Des automobilistes centrafricains rackettés sous les yeux de la Minusca
Publié le : Modifié le :
Notre Observateur à Bouar, en Centrafrique, raconte comment il a été forcé de payer à un barrage illégal sous les yeux de soldats de la force onusienne Minusca.
Photo prise par notre Observateur, à Bouar, le 29 avril dernier. Au loin, se trouve la barrière érigée par des jeunes, en toute illégalité, et à droite, un camion de la Minusca.
Notre Observateur à Bouar, en Centrafrique, raconte comment il a été forcé de payer à un barrage illégal sous les yeux de soldats de la force onusienne Minusca.
File de camions à Bouar, ayant dû verser de l'argent au niveau d'un barrage pour pouvoir passer. Photo prise par notre Observateur, le 29 avril dernier.
"J’ai été vraiment étonné que les casques bleus, présents à quelques mètres de la barrière, ne réagissent pas"
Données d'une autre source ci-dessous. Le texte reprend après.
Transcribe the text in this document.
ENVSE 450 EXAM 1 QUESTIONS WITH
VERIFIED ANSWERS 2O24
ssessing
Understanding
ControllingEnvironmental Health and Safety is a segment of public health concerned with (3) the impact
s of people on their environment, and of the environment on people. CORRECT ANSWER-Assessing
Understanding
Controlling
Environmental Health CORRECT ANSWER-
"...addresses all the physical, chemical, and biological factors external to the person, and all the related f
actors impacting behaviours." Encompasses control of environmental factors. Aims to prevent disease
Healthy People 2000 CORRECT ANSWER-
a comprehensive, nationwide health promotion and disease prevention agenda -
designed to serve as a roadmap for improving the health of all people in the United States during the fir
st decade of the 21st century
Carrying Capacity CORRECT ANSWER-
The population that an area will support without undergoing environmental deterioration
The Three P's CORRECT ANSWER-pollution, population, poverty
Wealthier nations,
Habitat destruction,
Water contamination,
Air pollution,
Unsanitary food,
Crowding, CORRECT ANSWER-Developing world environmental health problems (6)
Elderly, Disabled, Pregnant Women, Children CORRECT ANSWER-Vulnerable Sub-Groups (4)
Didier (pseudonyme) était de passage à Bouar, le 29 avril dernier.Je suis arrivé dans le quartier de Lokoti vers 10h, en voiture. Il y avait un convoi d’une centaine de camions sur la route. Je les ai doublés et je suis arrivé au niveau d’une barrière faite de branchages. Des jeunes du quartier étaient là, ils devaient être une trentaine. Ils m’ont demandé de payer 200 francs CFA (soit 0,30 euro environ) pour que je puisse passer. C’est ce que j’ai fait. Ils faisaient payer tout le monde, mais ils demandaient davantage d’argent aux camions, entre 500 et 1 000 francs CFA il me semble (soit entre 0,76 et 1,52 euro).
J’ai été très surpris de voir un blindé et un camion de la Minusca, à une dizaine de mètres après la barrière. Il y avait une vingtaine de casques bleus environ. J’étais vraiment étonné qu’ils les laissent faire… Je les ai interpellés, en leur disant : "À quoi ça sert que vous soyez ici, si vous ne faites rien ?" Ils m’ont regardé, mais je crois qu’ils n’ont pas compris, car ils avaient l’air d’être Bangladais. Puis j’ai quitté la zone.
"Il faut qu’on accélère le recrutement d’interprètes, afin que les casques bleus puissent communiquer avec la population locale"
Alertée au sujet de cet incident, Yasmine Thiam, chef du bureau de la Minusca à Bouar, a appelé la gendarmerie et le chef du quartier de Lokoti le jour-même, qui ont démantelé la barrière aux alentours de midi.
Des casques bleus étaient effectivement présents à côté de cette barrière, mais il semble qu’ils n’aient pas su réagir. En fait, il s’agissait de Bangladais, qui ont remplacé les soldats camerounais en novembre dernier, donc on est dans une période d’ajustement. Les Bangladais parlent uniquement anglais, donc ils peuvent difficilement communiquer avec la population locale. Il faut vraiment qu’on accélère le recrutement d’interprètes parlant français, mais également sango et gbaya, les deux langues locales. Ça fait déjà un mois qu’on les attend…
Par ailleurs, les casques bleus étaient focalisés sur un autre problème ces jours-ci… Ça faisait 48 heures que des camions étaient embourbés sur la route, donc les soldats ont cherché à régler cette situation avant tout. Au total, la barrière est restée en place 2 h 30 environ seulement.
Si cette barrière est restée peu de temps en place dans le quartier de Lokoti, un habitant de Bouar a en revanche signalé à France 24 que d’autres barrières étaient mises en place depuis plusieurs semaines dans le quartier voisin de Gambou, à la nuit tombée. Selon lui, des jeunes appartenant à un groupe d’autodéfense du quartier contrôlent la circulation des véhicules afin de lutter contre l’insécurité, tout en leur réclamant de l’argent pour les laisser circuler.